Dois-je rappeler à ce jeune secrétaire d’État promis, peut-on penser, à un bel avenir au premier rang des dirigeants futurs de la droite française que, pour que des personnes sans emploi en trouvent un, il faudrait déjà que les secteurs souffrant le plus d’un déficit de main-d’œuvre commencent par embaucher durablement les intérimaires dont ils viennent de suspendre les missions ?
Ainsi, alors que l’enquête « Besoins de main-d’œuvre 2008 », réalisée par les ASSEDIC, établit que le secteur du BTP entend recruter près de 146 000 salariés cette année, le Gouvernement commence par supprimer, par arbitrage en faveur des heures supplémentaires défiscalisées de la loi TEPA, plus de 9 000 postes de salariés intérimaires en décembre 2007. Telle est la réalité !
D’ailleurs, s’agissant de la situation des chômeurs dans notre pays, il faut revenir à l’essentiel : loin de profiter abusivement de prestations généreusement et aveuglément distribuées, ils sont 50 % à ne bénéficier d’aucune allocation de la part du régime d’assurance chômage !
Le chômage constitue la principale angoisse, la première préoccupation de nos compatriotes. La peur de l’exclusion, découlant de la perte de l’emploi ou d’un travail nettement moins rémunéré, est aujourd’hui une réalité et l’un des vecteurs de cette « paix armée » que l’on constate sur le front social.
Dans l’idéologie de la droite, le chômage joue pleinement son rôle : on vitupère et on stigmatise les chômeurs, mais ceux-ci servent aussi à faire accepter aux actifs les sacrifices, les reculs, les abandons et les restrictions de garanties collectives chèrement acquises par le passé ! Et tous les actifs cotisent à un régime d’assurance chômage qui ignore tout bonnement les droits de la moitié des personnes qui pourraient y prétendre ! Ce n’est pas moi qui l’affirme de façon gratuite : c’est ce que l’on observe à la simple lecture du document remis par le Gouvernement aux organisations syndicales de salariés lors de la réunion tripartite de la semaine dernière.

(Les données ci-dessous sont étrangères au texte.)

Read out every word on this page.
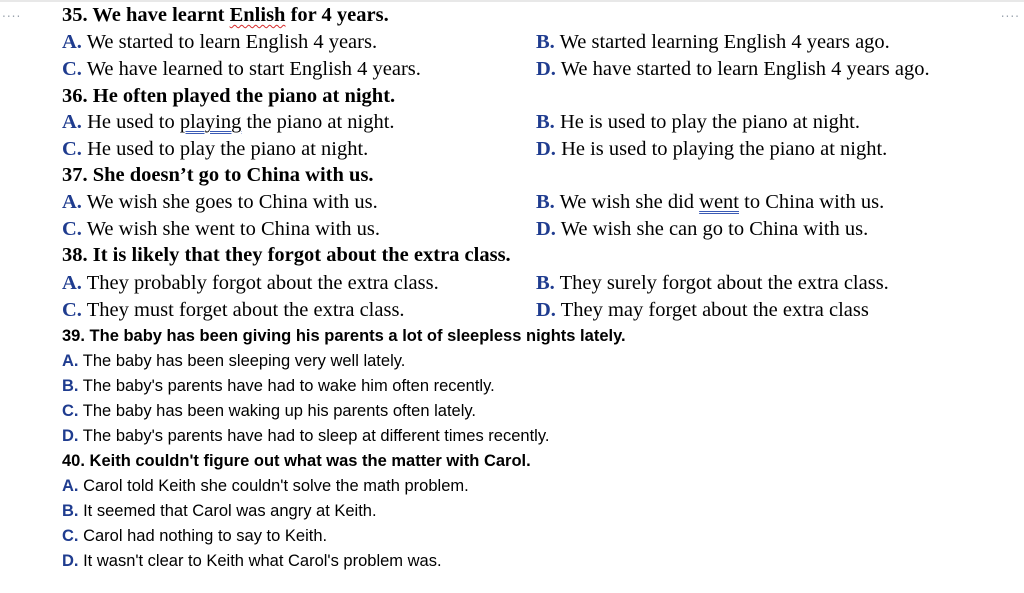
....	....
35. We have learnt Enlish for 4 years.
A. We started to learn English 4 years.	B. We started learning English 4 years ago.
C. We have learned to start English 4 years.	D. We have started to learn English 4 years ago.
36. He often played the piano at night.
A. He used to playing the piano at night.	B. He is used to play the piano at night.
C. He used to play the piano at night.	D. He is used to playing the piano at night.
37. She doesn’t go to China with us.
A. We wish she goes to China with us.	B. We wish she did went to China with us.
C. We wish she went to China with us.	D. We wish she can go to China with us.
38. It is likely that they forgot about the extra class.
A. They probably forgot about the extra class.	B. They surely forgot about the extra class.
C. They must forget about the extra class.	D. They may forget about the extra class
39. The baby has been giving his parents a lot of sleepless nights lately.
A. The baby has been sleeping very well lately.
B. The baby's parents have had to wake him often recently.
C. The baby has been waking up his parents often lately.
D. The baby's parents have had to sleep at different times recently.
40. Keith couldn't figure out what was the matter with Carol.
A. Carol told Keith she couldn't solve the math problem.
B. It seemed that Carol was angry at Keith.
C. Carol had nothing to say to Keith.
D. It wasn't clear to Keith what Carol's problem was.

Ce document exemplaire nous en apprend beaucoup. Mes chers collègues, je ne lirai pas tous les passages que j’ai relevés, car je sens que je vous lasserais, je ne vous en livrerai qu’une partie :
« Le " potentiel indemnisable " est constitué de l’ensemble des demandeurs d’emploi (indemnisés ou non indemnisés) inscrits en catégories 1, 2, 3, 6, 7 et 8, auquel s’ajoutent les DRE – les dispensés de recherche d’emploi – indemnisés. Le " potentiel indemnisable " mesure en effet l’ensemble des personnes susceptibles de percevoir une indemnisation au titre du chômage. Il s’agit tout d’abord des demandeurs d’emploi inscrits à l’ANPE qui sont en recherche effective d’un emploi (ce qui exclut les demandeurs d’emploi en catégories 4 et 5). En outre, parmi les dispensés de recherche d’emploi, seuls les indemnisés, parce qu’ils continuent à percevoir leurs indemnités au titre du chômage, sont ajoutés à l’ensemble des demandeurs d’emploi pour constituer le « potentiel indemnisable ».
Mes chers collègues, je n’entrerai pas dans le détail des chiffres qui nous ont été donnés par ce document.